In 2017, a judge ordered him to hand over around 40 per cent of his wealth to his ex-wife – or a total sum of around £453million.

Mr Akhmedov refused to pay, saying the couple had already been divorced in Russia several years earlier and the UK courts had no jurisdiction.

Mr Akhmedov got his start in business selling furs before switching to energy, where he mad a fortune with shares in a gas giant

That sparked a five-year legal fight in which Tatiana assembled teams of specialists – including former members of the Royal Navy’s Special Boat Service – to go after and seize assets she said should belong to her, including MV Luna.

At one point the vessel – which was originally built for Roman Abramovich before Mr Akhmedov bought it in 2014 – was seized at port in Dubai.

Assets separately seized had included the yacht’s £5million Eurocopter and its £1.5million Torpedo speed boat, customised with a 1965 Ferrari GTO steering wheel.

A £40million global express jet had also been taken.

In May last year, Tatiana’s representatives announced that a court in the British Marshall Islands, which are in the central Pacific Ocean, had issued an order giving them the right to seize the super yacht from Mr Akhmedov.
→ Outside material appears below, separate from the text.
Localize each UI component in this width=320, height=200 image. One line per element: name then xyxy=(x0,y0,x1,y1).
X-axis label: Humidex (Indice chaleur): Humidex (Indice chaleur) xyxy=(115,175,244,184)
But just a week later, the same court ruled that it had no power to enforce the order because only a court in Dubai, where the Luna is currently docked, could enforce a change of ownership.
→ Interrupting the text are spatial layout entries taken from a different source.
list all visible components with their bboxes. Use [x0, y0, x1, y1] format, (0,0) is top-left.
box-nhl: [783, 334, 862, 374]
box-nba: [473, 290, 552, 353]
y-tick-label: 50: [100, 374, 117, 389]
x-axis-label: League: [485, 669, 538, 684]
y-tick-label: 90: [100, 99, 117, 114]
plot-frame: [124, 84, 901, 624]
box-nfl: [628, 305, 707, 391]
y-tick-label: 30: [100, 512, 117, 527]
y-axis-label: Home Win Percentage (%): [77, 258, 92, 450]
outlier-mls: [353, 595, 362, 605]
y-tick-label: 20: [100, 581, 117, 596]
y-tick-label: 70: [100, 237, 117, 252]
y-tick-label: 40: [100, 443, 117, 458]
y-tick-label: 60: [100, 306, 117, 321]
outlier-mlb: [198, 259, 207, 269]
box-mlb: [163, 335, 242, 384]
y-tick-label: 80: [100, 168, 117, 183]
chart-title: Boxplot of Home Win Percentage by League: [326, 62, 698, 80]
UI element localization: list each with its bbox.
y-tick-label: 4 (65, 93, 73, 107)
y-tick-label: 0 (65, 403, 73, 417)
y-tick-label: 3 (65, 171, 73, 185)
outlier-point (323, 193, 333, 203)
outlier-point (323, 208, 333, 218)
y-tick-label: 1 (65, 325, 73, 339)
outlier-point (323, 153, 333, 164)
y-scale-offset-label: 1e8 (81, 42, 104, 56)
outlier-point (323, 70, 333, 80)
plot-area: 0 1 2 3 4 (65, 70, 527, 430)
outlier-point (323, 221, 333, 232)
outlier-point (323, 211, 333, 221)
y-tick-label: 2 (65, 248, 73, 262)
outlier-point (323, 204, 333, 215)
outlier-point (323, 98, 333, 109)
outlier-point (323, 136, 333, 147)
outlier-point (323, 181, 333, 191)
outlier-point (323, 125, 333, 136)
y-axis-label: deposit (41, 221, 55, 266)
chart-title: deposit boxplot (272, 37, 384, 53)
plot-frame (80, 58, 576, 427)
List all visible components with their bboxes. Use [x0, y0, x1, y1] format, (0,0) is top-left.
In a written ruling, the court stated: ‘The Republic of the Marshall Island Maritime Administrator will not comply with the Order….the Court cannot compel the Administrator to comply with the Court’s order to transfer title (of the Luna).’
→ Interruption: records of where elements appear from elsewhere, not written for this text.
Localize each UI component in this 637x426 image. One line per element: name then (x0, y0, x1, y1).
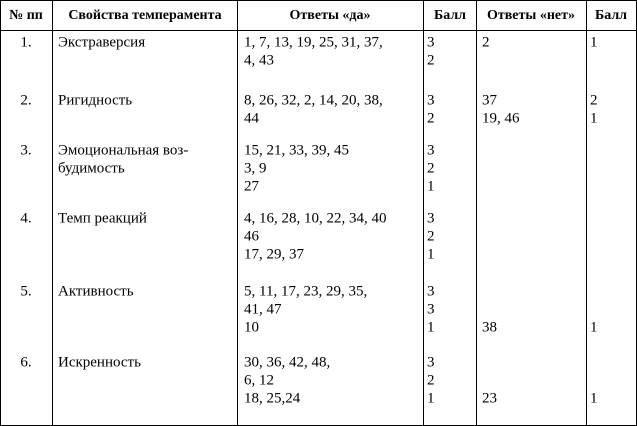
score-yes: 1 (427, 319, 435, 335)
yes: 17, 29, 37 (244, 246, 305, 262)
score-yes: 3 (427, 142, 435, 158)
row-number: 1. (20, 34, 31, 50)
yes: 4, 43 (244, 52, 274, 68)
column-header: Свойства темперамента (68, 8, 221, 23)
row-number: 5. (20, 283, 31, 299)
yes: 30, 36, 42, 48, (244, 354, 330, 370)
yes: 15, 21, 33, 39, 45 (244, 142, 349, 158)
property: Эмоциональная воз- (58, 142, 188, 158)
score-yes: 3 (427, 210, 435, 226)
yes: 8, 26, 32, 2, 14, 20, 38, (244, 92, 383, 108)
property: Активность (58, 283, 134, 299)
score-yes: 2 (427, 160, 435, 176)
yes: 4, 16, 28, 10, 22, 34, 40 (244, 210, 387, 226)
no: 37 (482, 92, 498, 108)
column-header: Балл (595, 8, 627, 23)
yes: 18, 25,24 (244, 390, 301, 406)
yes: 1, 7, 13, 19, 25, 31, 37, (244, 34, 383, 50)
property: Темп реакций (58, 210, 147, 226)
row-number: 2. (20, 92, 31, 108)
score-yes: 2 (427, 372, 435, 388)
no: 19, 46 (482, 110, 520, 126)
property: Экстраверсия (58, 34, 145, 50)
no: 23 (482, 390, 497, 406)
row-number: 6. (20, 354, 31, 370)
score-yes: 3 (427, 301, 435, 317)
column-header: Ответы «нет» (487, 8, 575, 23)
row-number: 3. (20, 142, 31, 158)
column-header: Балл (434, 8, 466, 23)
score-no: 2 (590, 92, 598, 108)
column-header: Ответы «да» (290, 8, 371, 23)
score-no: 1 (590, 34, 598, 50)
score-yes: 3 (427, 92, 435, 108)
score-no: 1 (590, 390, 598, 406)
score-yes: 2 (427, 52, 435, 68)
no: 38 (482, 319, 497, 335)
yes: 3, 9 (244, 160, 267, 176)
column-header: № пп (9, 8, 43, 23)
score-yes: 2 (427, 228, 435, 244)
property: будимость (58, 160, 125, 176)
row-number: 4. (20, 210, 31, 226)
score-no: 1 (590, 110, 598, 126)
no: 2 (482, 34, 490, 50)
yes: 44 (244, 110, 260, 126)
score-no: 1 (590, 319, 598, 335)
yes: 5, 11, 17, 23, 29, 35, (244, 283, 367, 299)
yes: 46 (244, 228, 260, 244)
score-yes: 2 (427, 110, 435, 126)
score-yes: 3 (427, 283, 435, 299)
yes: 41, 47 (244, 301, 282, 317)
score-yes: 1 (427, 246, 435, 262)
yes: 27 (244, 178, 260, 194)
yes: 10 (244, 319, 259, 335)
property: Ригидность (58, 92, 132, 108)
score-yes: 3 (427, 354, 435, 370)
score-yes: 1 (427, 178, 435, 194)
score-yes: 1 (427, 390, 435, 406)
yes: 6, 12 (244, 372, 274, 388)
property: Искренность (58, 354, 141, 370)
score-yes: 3 (427, 34, 435, 50)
Tatiana settled her divorce with Mr Akhmedov in July last year for a £100million cash payment and £50million in artwork – less then a third of what she was originally awarded

At the time a spokesman for Mr Akhmedov said: ‘These judgements, although welcome, come as absolutely no surprise.

‘The judge’s admission that the Marshall Island Registrar cannot be compelled to transfer the ownership confirms what our lawyers have always argued: that the Luna falls totally under the jurisdiction of Dubai, not the home of its flag of convenience.

‘This is in keeping with the international principles of maritime law.’

Then, in July, the couple announced they had settled the dispute with Tatiana agreeing to take a £100million cash payment and £50million in artwork – less than a third of what she was awarded by the court.

The actual payout was even less, because Ms Akhmedova also had to pay £74.5million to her financial backers, Burford Capital, over the failed asset hunt.

A spokesman for her ex-husband said at the time: ‘The intervention in a case over which the English Court should have had no jurisdiction and the involvement of Burford ultimately achieved nothing for Tatiana.

‘Burford and she spent years and millions of pounds on a costly global tour of various jurisdictions in their attempts to seize Luna. Every one of them failed and the yacht remains and will remain in the ownership of Farkhad and the family trusts.

‘Tatiana has ended up with not a penny more than she was offered by her ex-husband six years ago. Farkhad has provided no payment to Burford.

‘Those monies will have to be paid by Tatiana, thus reducing further to her the benefit of a settlement she could have had before the lawyers and financiers got involved.’